EL FUEGO EN LOS HUESOS
Era
como si el mismísimo infierno se despertara en los dedos, en los pies, en las
piernas. Ardor, calambres, descomposición. Los peregrinos caían al borde de los
caminos, retorciéndose, gritando al cielo, invocando a Santiago con voz
quebrada.
Pero la leyenda, tan vieja como las piedras del Camino, hablaba de un lugar donde el dolor cesaba, donde los cuerpos, aunque mutilados, encontraban redención. El Monasterio de San Antón, a las afueras de Castrojeriz, se alzaba como un refugio sagrado en medio del abandono de los campos.
Un
día llegó un joven peregrino, Ivar, nacido en tierras nórdicas, cuyo pie
izquierdo ya se ennegrecía como si el carbón se hubiera fundido con su carne.
Ivar había caminado semanas con el dolor subiendo como lava. Tenía miedo,
claro, pero en sus ojos ardía otra cosa: fe. Una fe que ni el dolor había podido
extinguir.
Los monjes lo recibieron en silencio. Lo tendieron en una piedra lisa, bajo los arcos del monasterio sin techumbre, donde las estrellas asistían al ritual. El prior, un hombre alto con manos finas y mirada profunda, le colocó un amuleto de Santiago en el pecho y le susurró:
—"Hoy
tu cuerpo perderá lo que ya no es tuyo. Pero tu alma... tu alma seguirá
caminando."
El grito de Ivar se perdió en la noche. El acero brilló como relámpago. Y el fuego, por fin, huyó.

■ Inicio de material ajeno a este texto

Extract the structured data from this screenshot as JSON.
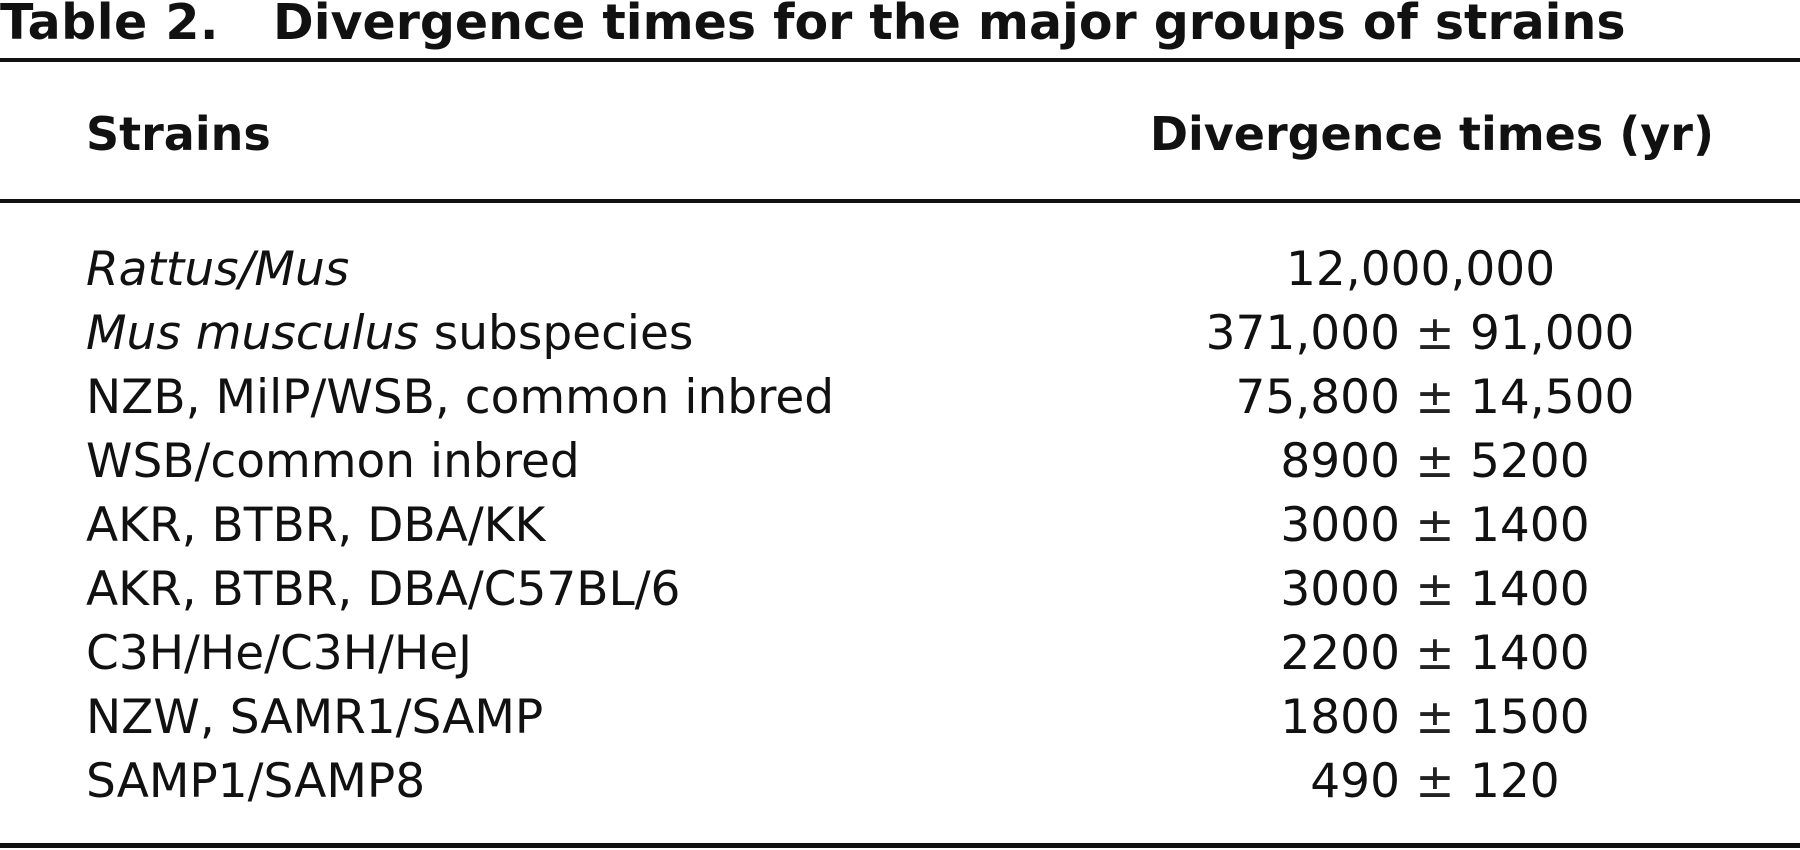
{
  "caption": {
    "label": "Table 2.",
    "title": "Divergence times for the major groups of strains"
  },
  "columns": {
    "strains": "Strains",
    "divergence": "Divergence times (yr)"
  },
  "rows": [
    {
      "strain_italic": "Rattus/Mus",
      "strain_rest": "",
      "value": "12,000,000",
      "pm": "",
      "error": ""
    },
    {
      "strain_italic": "Mus musculus",
      "strain_rest": " subspecies",
      "value": "371,000",
      "pm": "±",
      "error": "91,000"
    },
    {
      "strain_italic": "",
      "strain_rest": "NZB, MilP/WSB, common inbred",
      "value": "75,800",
      "pm": "±",
      "error": "14,500"
    },
    {
      "strain_italic": "",
      "strain_rest": "WSB/common inbred",
      "value": "8900",
      "pm": "±",
      "error": "5200"
    },
    {
      "strain_italic": "",
      "strain_rest": "AKR, BTBR, DBA/KK",
      "value": "3000",
      "pm": "±",
      "error": "1400"
    },
    {
      "strain_italic": "",
      "strain_rest": "AKR, BTBR, DBA/C57BL/6",
      "value": "3000",
      "pm": "±",
      "error": "1400"
    },
    {
      "strain_italic": "",
      "strain_rest": "C3H/He/C3H/HeJ",
      "value": "2200",
      "pm": "±",
      "error": "1400"
    },
    {
      "strain_italic": "",
      "strain_rest": "NZW, SAMR1/SAMP",
      "value": "1800",
      "pm": "±",
      "error": "1500"
    },
    {
      "strain_italic": "",
      "strain_rest": "SAMP1/SAMP8",
      "value": "490",
      "pm": "±",
      "error": "120"
    }
  ]
}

Lo increíble fue que Ivar, como muchos otros, continuó su Camino. Con una pierna menos, con un bastón de fresno tallado por los monjes, con un andar distinto pero con un alma más liviana. En cada paso, sentía una brisa invisible que le empujaba. Algunos decían que era el Apóstol, otros hablaban de los santos antonianos, cuidadores de los enfermos y de los pobres de cuerpo.
Llegó
a Santiago meses después. Alzó su bordón en la plaza del Obradoiro con lágrimas
de gozo, rodeado de otros peregrinos marcados por el fuego. Ninguno se quejaba.
Ninguno lamentaba lo perdido.
Porque
habían descubierto, en aquel monasterio olvidado, que a veces el alma crece
donde el cuerpo termina.
Y que el verdadero milagro no era curar... sino continuar.
Allí,
decían, los monjes sabían hablar el idioma del fuego. No lo apagaban —porque
eso era imposible—, pero lo atrapaban en sus manos santas y lo exorcizaban a
golpe de acero. Las amputaciones eran rituales, casi místicos. Los monjes no
lloraban, no dudaban. Cortaban el mal como quien corta la rama enferma de un árbol.